Too Beautiful for You
This cheerfully perverse french film — a bonbon spiked with wit and malice — starts by asking us to accept a preposterous notion: that businessman Bernard, played by the great Gerard Depardieu, would leave his gorgeous, leggy wife, Florence (Carole Bouquet), for short, dumpy Colette (Josiane Balasko), his office temp. It’s a tribute to the wicked craft of writer-director Bertrand Blier (Get Out Your Handkerchiefs) that the situation soon seems, well, not inevitable but tantalizing.
Bernard is bored with his wife’s cool perfection. Florence talks of their two kids and their parties, while Colette whispers dirty nothings. Mixing fantasy and reality, Blier sometimes has the characters speak directly to the audience. But the comic debate soon turns rueful. Florence is wounded by Bernard’s scorn, and Colette is floored by Florence’s looks. “Beauty clobbers you,” she says. “It hurts.”

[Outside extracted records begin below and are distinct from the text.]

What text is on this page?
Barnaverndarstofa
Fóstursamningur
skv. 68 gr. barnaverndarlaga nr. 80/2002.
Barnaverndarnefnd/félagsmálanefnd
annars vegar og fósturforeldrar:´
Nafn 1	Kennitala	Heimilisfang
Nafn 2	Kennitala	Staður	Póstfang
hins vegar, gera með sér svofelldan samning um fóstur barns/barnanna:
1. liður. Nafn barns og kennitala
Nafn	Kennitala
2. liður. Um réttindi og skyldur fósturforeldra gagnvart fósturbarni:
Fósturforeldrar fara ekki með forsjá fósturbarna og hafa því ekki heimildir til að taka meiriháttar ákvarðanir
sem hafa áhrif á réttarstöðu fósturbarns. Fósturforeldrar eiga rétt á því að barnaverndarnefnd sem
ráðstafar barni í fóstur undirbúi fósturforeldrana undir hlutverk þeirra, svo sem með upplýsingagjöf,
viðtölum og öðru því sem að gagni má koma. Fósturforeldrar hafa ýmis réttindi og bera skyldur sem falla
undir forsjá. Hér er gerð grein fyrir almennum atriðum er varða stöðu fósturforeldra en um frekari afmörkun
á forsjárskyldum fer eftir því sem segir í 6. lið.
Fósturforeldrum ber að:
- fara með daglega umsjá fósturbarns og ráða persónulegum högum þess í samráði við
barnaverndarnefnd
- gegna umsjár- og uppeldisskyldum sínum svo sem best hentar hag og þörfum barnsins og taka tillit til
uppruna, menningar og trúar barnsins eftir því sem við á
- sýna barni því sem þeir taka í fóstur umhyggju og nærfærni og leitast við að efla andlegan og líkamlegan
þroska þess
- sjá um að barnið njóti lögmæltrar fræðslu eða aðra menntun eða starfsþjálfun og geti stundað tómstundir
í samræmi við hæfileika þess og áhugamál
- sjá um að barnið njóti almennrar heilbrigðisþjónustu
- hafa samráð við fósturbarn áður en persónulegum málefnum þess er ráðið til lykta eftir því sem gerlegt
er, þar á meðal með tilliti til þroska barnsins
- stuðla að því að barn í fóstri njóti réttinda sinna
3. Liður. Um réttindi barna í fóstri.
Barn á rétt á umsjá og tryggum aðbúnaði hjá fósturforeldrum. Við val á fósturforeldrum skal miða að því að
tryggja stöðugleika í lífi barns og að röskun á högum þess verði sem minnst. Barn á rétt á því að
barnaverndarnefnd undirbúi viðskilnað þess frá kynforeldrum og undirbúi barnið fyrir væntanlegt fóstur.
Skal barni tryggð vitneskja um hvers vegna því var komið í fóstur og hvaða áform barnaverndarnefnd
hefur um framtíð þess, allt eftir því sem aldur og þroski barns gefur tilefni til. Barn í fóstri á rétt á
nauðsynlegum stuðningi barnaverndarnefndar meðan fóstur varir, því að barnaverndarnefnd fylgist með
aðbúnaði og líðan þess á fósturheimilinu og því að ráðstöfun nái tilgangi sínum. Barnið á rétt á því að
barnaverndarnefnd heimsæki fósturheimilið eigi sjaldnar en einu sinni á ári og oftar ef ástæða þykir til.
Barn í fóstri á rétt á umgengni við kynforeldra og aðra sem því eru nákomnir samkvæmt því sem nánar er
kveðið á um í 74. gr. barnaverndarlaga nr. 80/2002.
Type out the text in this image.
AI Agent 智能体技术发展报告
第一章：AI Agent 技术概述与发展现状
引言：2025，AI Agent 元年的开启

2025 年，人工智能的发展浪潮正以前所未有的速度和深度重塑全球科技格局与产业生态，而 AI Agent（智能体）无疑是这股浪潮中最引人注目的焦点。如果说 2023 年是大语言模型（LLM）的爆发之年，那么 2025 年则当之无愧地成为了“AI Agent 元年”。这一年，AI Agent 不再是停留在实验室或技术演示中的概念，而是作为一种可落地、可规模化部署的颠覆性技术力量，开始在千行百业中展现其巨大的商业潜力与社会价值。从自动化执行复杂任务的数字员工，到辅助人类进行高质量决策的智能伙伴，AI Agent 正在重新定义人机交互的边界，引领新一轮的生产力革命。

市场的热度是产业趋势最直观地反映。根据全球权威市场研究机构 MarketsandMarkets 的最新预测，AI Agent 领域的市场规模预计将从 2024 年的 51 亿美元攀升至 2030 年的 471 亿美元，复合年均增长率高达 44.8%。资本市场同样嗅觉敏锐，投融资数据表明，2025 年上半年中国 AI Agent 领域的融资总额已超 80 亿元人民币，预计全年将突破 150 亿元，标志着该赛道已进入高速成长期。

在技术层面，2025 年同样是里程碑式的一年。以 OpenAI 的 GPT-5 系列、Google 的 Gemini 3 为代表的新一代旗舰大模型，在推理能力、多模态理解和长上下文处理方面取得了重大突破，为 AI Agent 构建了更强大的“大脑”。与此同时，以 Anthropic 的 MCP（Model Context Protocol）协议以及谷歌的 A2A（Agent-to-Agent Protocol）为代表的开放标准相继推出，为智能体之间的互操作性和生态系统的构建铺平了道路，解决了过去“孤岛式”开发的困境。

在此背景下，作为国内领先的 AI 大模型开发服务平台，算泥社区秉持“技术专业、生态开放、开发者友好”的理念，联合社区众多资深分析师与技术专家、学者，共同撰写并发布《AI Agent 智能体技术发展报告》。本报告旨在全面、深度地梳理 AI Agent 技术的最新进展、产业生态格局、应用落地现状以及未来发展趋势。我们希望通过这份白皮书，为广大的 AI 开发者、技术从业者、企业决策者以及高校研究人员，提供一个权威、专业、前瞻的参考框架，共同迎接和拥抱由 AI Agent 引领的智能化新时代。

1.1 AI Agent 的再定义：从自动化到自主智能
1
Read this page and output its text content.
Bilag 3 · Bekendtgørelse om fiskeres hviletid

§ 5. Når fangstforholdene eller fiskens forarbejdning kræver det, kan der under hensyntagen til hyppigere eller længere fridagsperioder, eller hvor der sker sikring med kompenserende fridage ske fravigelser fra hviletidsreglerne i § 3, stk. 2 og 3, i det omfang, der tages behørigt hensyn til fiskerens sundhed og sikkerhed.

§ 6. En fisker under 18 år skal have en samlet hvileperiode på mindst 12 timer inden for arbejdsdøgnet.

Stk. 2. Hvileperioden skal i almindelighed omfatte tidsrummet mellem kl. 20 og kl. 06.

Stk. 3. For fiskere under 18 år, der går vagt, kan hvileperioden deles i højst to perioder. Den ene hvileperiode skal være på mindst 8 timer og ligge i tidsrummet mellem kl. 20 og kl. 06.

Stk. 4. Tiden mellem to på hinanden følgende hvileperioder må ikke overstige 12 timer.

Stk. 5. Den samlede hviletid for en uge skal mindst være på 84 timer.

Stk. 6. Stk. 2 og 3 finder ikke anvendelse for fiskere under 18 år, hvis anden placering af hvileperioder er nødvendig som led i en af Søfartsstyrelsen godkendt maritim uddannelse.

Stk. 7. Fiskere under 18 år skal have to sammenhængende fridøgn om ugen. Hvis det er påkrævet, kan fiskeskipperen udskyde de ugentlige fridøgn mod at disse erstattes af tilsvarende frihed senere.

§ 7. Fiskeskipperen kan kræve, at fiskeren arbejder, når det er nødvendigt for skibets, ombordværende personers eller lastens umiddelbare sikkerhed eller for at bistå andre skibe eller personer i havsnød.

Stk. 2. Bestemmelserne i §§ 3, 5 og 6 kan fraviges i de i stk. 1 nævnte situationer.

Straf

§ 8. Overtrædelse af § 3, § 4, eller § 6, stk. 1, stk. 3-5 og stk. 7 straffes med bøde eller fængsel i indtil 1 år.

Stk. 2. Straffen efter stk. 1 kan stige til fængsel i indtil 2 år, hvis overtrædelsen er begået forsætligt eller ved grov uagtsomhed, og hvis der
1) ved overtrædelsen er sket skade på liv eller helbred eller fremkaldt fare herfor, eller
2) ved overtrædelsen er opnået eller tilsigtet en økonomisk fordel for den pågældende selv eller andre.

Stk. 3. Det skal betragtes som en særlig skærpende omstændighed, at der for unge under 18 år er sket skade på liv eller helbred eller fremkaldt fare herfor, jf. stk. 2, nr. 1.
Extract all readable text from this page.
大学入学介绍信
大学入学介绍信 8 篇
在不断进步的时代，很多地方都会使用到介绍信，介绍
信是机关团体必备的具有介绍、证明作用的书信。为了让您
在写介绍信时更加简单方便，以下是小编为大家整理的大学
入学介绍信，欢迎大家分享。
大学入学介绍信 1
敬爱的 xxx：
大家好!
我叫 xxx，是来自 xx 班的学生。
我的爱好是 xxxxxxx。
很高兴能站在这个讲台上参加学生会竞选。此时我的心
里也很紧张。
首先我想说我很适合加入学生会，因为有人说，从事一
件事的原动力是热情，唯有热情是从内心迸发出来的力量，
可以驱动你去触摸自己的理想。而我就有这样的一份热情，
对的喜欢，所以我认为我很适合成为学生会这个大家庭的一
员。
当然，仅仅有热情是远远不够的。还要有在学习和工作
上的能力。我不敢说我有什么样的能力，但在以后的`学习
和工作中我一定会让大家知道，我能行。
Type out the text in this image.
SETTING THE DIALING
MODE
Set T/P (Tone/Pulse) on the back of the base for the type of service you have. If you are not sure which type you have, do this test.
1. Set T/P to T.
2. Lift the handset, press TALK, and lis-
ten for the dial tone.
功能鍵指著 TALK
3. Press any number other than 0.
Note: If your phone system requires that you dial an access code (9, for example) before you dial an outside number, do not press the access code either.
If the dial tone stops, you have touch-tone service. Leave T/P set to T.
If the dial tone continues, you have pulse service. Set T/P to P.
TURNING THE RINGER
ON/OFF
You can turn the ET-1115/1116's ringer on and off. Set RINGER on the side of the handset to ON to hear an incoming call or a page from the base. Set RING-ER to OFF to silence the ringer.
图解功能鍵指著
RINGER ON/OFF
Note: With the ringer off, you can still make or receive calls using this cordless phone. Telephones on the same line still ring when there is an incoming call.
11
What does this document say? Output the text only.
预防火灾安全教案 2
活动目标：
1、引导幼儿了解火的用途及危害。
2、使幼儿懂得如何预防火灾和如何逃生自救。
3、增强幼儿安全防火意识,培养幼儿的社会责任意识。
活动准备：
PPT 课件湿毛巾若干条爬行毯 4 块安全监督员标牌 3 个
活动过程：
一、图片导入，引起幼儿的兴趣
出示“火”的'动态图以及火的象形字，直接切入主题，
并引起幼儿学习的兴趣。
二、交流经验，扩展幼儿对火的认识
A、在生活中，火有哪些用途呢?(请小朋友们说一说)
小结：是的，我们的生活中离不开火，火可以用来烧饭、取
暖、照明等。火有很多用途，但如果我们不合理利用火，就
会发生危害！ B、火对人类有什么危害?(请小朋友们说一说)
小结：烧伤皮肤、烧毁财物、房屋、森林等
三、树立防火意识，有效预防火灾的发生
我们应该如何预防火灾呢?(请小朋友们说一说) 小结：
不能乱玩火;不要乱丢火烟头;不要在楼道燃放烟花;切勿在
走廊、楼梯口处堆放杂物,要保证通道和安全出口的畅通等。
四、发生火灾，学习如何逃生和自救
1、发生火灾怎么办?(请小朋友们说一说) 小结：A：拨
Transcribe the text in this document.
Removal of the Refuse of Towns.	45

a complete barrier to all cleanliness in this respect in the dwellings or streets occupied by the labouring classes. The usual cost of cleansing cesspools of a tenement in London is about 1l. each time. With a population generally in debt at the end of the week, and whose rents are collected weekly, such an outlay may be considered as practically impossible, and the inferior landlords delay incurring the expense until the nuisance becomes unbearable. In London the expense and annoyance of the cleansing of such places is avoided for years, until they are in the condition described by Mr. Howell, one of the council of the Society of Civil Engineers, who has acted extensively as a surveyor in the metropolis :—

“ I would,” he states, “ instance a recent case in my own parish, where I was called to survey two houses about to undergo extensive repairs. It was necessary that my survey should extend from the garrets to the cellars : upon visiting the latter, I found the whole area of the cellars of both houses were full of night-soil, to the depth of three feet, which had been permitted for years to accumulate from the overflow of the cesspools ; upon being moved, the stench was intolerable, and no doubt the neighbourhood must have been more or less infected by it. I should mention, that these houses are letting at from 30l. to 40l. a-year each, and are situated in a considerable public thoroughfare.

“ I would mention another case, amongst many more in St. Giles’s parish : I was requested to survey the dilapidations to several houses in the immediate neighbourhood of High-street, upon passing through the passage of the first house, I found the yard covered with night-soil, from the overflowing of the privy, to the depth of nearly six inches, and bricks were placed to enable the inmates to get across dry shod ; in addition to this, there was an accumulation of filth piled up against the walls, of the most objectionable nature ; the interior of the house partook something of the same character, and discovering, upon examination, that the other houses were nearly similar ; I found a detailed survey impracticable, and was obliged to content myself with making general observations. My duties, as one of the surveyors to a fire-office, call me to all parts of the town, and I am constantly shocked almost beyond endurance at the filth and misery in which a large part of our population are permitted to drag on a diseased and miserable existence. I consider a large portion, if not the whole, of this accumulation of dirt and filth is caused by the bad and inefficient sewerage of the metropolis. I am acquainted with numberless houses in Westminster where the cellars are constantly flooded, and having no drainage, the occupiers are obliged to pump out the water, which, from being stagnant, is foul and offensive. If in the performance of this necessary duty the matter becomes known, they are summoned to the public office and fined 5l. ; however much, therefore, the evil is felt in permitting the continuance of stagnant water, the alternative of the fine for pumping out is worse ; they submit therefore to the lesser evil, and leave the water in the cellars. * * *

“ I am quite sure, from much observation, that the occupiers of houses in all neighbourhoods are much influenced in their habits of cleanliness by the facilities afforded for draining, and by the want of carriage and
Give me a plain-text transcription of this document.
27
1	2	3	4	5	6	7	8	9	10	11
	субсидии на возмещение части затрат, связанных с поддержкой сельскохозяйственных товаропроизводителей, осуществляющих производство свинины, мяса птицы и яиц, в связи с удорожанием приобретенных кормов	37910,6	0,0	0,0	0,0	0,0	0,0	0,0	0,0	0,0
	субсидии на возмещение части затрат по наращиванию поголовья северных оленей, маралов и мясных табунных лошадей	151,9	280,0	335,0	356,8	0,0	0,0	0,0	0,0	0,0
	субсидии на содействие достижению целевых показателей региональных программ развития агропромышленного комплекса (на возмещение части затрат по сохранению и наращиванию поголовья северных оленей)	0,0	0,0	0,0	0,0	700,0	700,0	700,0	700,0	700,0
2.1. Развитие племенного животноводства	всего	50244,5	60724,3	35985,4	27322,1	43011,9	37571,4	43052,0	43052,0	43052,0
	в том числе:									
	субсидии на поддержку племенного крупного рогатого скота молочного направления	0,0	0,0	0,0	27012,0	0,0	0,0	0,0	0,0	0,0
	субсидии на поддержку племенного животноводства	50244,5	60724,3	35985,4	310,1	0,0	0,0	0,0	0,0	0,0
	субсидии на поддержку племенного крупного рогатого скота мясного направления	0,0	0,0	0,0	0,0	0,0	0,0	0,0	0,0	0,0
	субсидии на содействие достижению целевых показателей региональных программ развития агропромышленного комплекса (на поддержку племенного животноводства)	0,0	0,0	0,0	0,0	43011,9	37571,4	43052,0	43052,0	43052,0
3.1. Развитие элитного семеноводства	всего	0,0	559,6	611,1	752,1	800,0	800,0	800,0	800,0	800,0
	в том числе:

Awakened to passion by Bernard, Colette giddily tells strangers in a railway station that she’s been making love for hours. Later, naked in a hotel under the steely gaze of Florence, she visibly wilts. Balasko, a noted comedienne, is sensational in this demanding role. Too Beautiful for You may have the contours of a romantic comedy, but beware. In Blier’s world, playing with love means playing with fire.